Abondant dans le même sens, Thierno Alassane Sall, auteur de la première proposition de loi visant à abroger cette loi d’amnistie mais finalement rejeter par le bureau de l’Assemblée nationale pour non-respect estimant que ce texte est « unique et inacceptable » a indiqué que c’est la « première qu’une proposition de loi protège les auteurs de crimes au détriment des victimes ».
S’adressant à ses collègues de la majorité Thérèse Faye Diouf dira que cette loi va vous rendre déshonorables » en ajoutant que « tout le monde sait que votre cible ce sont les forces de défenses et de sécurité ».
Dernier orateur à prendre la parole parmi les députés de la majorité, le président du groupe parlementaire de la majorité a indiqué que « les opposants de cette loi n’ont posé aucun argument pour étayer leur position ».

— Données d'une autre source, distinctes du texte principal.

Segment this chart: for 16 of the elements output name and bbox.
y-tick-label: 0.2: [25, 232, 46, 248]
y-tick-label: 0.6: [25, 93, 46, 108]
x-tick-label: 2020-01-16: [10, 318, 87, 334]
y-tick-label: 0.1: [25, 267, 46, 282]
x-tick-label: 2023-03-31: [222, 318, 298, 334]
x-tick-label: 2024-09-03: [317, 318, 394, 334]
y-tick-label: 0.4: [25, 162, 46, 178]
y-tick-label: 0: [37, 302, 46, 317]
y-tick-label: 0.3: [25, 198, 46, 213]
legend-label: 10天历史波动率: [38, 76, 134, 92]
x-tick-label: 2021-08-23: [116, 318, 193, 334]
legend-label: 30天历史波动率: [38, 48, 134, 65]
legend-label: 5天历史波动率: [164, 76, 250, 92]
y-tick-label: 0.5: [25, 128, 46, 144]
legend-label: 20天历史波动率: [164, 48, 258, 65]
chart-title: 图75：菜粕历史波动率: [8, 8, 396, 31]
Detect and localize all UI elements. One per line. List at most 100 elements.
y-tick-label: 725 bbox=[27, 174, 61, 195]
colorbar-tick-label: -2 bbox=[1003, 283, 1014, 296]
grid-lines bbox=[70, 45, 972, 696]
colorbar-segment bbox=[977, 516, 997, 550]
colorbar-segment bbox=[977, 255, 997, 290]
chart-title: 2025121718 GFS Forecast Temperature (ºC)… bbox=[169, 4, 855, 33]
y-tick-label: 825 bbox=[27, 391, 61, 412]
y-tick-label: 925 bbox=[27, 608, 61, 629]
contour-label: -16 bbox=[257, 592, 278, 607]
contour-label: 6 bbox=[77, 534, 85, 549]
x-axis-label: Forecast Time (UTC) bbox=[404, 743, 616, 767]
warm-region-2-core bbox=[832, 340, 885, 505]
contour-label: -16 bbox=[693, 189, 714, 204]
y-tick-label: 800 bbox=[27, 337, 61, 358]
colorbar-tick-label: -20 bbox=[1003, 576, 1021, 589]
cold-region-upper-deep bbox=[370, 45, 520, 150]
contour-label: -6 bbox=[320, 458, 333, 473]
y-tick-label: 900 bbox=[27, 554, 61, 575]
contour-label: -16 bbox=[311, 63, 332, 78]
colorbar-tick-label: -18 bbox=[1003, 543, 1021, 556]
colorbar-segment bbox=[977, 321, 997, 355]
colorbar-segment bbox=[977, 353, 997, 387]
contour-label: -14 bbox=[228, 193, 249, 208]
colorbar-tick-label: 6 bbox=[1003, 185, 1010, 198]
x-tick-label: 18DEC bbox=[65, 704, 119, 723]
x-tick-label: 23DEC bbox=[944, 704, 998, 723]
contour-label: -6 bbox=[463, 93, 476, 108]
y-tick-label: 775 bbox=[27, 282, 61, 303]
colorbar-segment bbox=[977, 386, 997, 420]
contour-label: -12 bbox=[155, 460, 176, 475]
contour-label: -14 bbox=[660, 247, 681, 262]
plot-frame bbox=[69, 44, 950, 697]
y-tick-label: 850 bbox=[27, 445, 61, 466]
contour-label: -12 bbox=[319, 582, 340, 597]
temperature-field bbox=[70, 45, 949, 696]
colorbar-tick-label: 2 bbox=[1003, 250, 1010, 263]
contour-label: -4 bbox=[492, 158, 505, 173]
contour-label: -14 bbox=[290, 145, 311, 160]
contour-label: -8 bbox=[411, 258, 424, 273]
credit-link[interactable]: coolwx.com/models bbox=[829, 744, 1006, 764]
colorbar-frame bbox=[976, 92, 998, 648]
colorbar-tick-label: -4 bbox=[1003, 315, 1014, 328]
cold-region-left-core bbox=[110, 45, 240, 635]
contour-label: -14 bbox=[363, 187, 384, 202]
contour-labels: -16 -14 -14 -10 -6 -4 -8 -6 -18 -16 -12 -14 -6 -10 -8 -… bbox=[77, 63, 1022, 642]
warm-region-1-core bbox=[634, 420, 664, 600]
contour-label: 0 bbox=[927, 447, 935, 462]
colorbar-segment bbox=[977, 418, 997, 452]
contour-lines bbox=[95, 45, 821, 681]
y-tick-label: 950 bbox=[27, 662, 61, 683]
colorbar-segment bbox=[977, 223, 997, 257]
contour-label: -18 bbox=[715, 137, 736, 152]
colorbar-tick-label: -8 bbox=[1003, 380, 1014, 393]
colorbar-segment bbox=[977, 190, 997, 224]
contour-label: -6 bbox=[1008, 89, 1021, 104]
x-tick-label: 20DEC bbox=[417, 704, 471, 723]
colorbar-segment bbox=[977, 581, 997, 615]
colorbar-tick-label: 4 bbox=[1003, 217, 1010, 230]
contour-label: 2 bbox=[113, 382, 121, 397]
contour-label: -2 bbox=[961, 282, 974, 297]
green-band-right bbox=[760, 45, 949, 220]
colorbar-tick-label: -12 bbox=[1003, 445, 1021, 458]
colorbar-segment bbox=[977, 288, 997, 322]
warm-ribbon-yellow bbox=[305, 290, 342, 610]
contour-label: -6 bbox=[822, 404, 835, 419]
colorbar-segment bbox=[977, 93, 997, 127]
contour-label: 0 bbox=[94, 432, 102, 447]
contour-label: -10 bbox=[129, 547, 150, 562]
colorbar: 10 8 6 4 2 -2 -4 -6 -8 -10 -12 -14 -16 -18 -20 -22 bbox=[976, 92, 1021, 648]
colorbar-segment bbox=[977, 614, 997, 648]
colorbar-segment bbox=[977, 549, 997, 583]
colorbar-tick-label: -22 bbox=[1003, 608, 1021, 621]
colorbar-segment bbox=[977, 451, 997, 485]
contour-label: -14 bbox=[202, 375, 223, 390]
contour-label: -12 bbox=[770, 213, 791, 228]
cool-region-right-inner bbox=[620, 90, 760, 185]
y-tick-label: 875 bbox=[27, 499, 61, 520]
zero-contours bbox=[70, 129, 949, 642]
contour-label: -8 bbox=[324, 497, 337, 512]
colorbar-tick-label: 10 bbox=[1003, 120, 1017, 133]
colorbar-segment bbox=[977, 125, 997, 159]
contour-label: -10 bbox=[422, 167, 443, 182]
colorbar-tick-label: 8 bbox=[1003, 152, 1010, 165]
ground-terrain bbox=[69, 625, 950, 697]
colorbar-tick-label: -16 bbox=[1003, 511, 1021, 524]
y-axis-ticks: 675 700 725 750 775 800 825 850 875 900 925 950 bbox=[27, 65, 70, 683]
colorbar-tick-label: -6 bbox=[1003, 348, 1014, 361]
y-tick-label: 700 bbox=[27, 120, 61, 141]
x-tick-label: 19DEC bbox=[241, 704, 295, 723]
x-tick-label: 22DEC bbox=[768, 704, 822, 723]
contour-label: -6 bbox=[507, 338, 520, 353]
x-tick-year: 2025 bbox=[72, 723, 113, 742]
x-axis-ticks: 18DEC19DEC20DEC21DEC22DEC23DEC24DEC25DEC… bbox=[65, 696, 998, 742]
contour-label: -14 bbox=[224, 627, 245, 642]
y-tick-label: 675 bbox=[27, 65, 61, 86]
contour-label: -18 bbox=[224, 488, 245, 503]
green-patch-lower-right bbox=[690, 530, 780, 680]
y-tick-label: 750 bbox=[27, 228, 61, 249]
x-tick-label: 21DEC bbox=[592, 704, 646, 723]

Abondant dans le même sens, l’ancien procureur spécial prés la défunte Cour répression de l’enrichissement illicite (Crei), Alioune Ndao qui était l’un des premiers à prendre la parole lors de cette plénière a accusé l’ancien régime d’avoir imposé cette loi d’amnistie pour se protéger des crimes commis. Poursuivant son propos, il a précisé que la loi interprétative ne vise pas les Forces de défenses et de sécurité mais plutôt les commanditaires des crimes dont l’ancien président Macky Sall luimême et son entourage.
Pour sa part, Dr Ismaila Diallo, 1er vice-président de l’Assemblée nationale dans cette même veine, rappelle que lors des manifestations, les autorités policières affirmaient que les hommes armés qui tiraient sur les manifestants n’étaient pas des policiers.
Poursuivant son intervention, le député de la majorité se demandant qui étaient ces hommes armés de fusils de guerre qui ne devaient pas être la possession de civils, a indiqué que la loi interprétative permettra à la justice de mener les enquêtes impartiales pour identifier ces personnes. « Les martyres du fond de leur tombe nous regardent. Le monde entier nous regarde aussi. La meilleure façon de rendre hommage aux Forces de défenses et de sécurité, c’est d’apporter toute la lumière sur l’assassinat de deux vaillants soldats qui ont eu à rendre de bons et loyaux services à la nation » appuie Abdoulaye Tall, président de la commission des Lois avant de préciser dans la foulée. « L’amnistie, c’est le pardon mais ce pardon doit intervenir en dernier lieu. Avant de pardonner, il faut qu’on se livre à cet exercice de vérité. Qui a fait quoi ? Qui a demandé à faire quoi ? Et à cet exercice de justice qu’on appelle. Autrement dit, prononcé cette sanction idoine, appropriée aux auteurs de ces assassinats, de ces enlèvements et de ces tortures et peut être à l’occasion de cette œuvre judiciaire, si les Sénégalais ne se comprennent pas peut-être, c’est l’étape de la réconciliation avant de parler de pardon. Il n’est pas question de pardonner des faits qui ne sont pas amnistiables ».